Ancestral APOBEC3B sequence reconstruction

To generate the phylogenetic tree in Figure 8A, primate A3B amino acid sequences were aligned using MUSCLE (Edgar, 2004; Figure 8—figure supplement 1) and a maximum likelihood phylogeny was inferred using PhyML 3.0 (Guindon et al., 2010) using the SMS tool (Lefort et al., 2017) and 100 bootstraps. Reconstruction of the ancestral A3B protein sequence was performed with GRASP (Foley et al., 2022) using the sequence alignment and phylogenetic tree above.

Positive selection analysis

Primate A3B DNA sequences were aligned using ClustalOmega (Sievers et al., 2011) and a maximum likelihood phylogeny was inferred using PhyML 3.0 (Guindon et al., 2010) using the SMS tool (Lefort et al., 2017) and 100 bootstraps. Codon sites under episodic diversifying selection were identified with the HyPhy 2.5 software package (Pond and Muse, 2005) using the MEME (Murrell et al., 2012) with 100 bootstraps and p-value threshold of 0.1 (Figure 8—figure supplement 4A–B).

Funding Statement

The funders had no role in study design, data collection and interpretation, or the decision to submit the work for publication.

Funding Information

This paper was supported by the following grants:

• National Institute of Allergy and Infectious Diseases R37-AI064046 to Reuben S Harris.

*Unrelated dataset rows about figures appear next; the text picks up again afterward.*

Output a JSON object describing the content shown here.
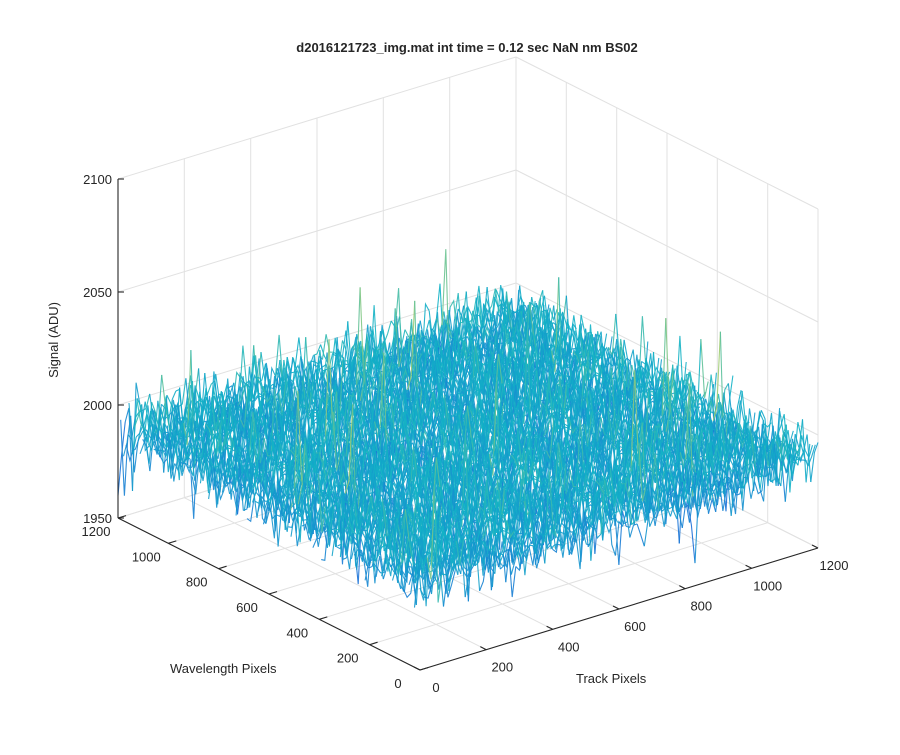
{
  "chart_data": {
    "type": "surface",
    "title": "d2016121723_img.mat int time = 0.12 sec  NaN nm BS02",
    "xlabel": "Track Pixels",
    "ylabel": "Wavelength Pixels",
    "zlabel": "Signal (ADU)",
    "xlim": [
      0,
      1200
    ],
    "ylim": [
      0,
      1200
    ],
    "zlim": [
      1950,
      2100
    ],
    "xticks": [
      "0",
      "200",
      "400",
      "600",
      "800",
      "1000",
      "1200"
    ],
    "yticks": [
      "0",
      "200",
      "400",
      "600",
      "800",
      "1000",
      "1200"
    ],
    "zticks": [
      "1950",
      "2000",
      "2050",
      "2100"
    ],
    "grid": true,
    "colormap": "parula",
    "surface": {
      "mean": 1990,
      "typical_min": 1975,
      "typical_max": 2015,
      "observed_min": 1960,
      "observed_max": 2093,
      "noise": "random per-pixel"
    },
    "colors": {
      "grid": "#e1e1e1",
      "axis": "#262626",
      "low": "#1a6fd8",
      "mid": "#12b3c6",
      "high": "#c8d35a"
    }
  }
}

• National Cancer Institute P01-CA234228 to Reuben S Harris.

• National Institute of Allergy and Infectious Diseases F31-AI161910 to Sofia N Moraes.

• National Institute of Allergy and Infectious Diseases F32-AI147813 to Jordan T Becker.

• National Institute of Allergy and Infectious Diseases R56-AI150402 to Nadine M Shaban, Ashley A Auerbach.

• Howard Hughes Medical Institute James H Gilliam Fellowships for Advanced Study program to Sofia N Moraes, Reuben S Harris.

• National Institutes of Health T32-AI83196 to Nadine M Shaban, Ashley A Auerbach.

Data availability

All data generated and analyzed during this study are included in the manuscript and supporting files. Numerical data for the bar plots and ridgeline plots in Figure 2, Figure 3, and Figure 4 are provided in Source data 1. Source Data Files containing uncropped gel images and raw files for immunoblots and deaminase activity assays are provided for Figure 2, Figure 3, Figure 4, Figure 5, Figure 6, Figure 7, Figure 8, Figure 8-figure supplement 2, and Figure 8-figure supplement 3. GenBank codes for the sequences used in this study are listed in the Materials and Methods section.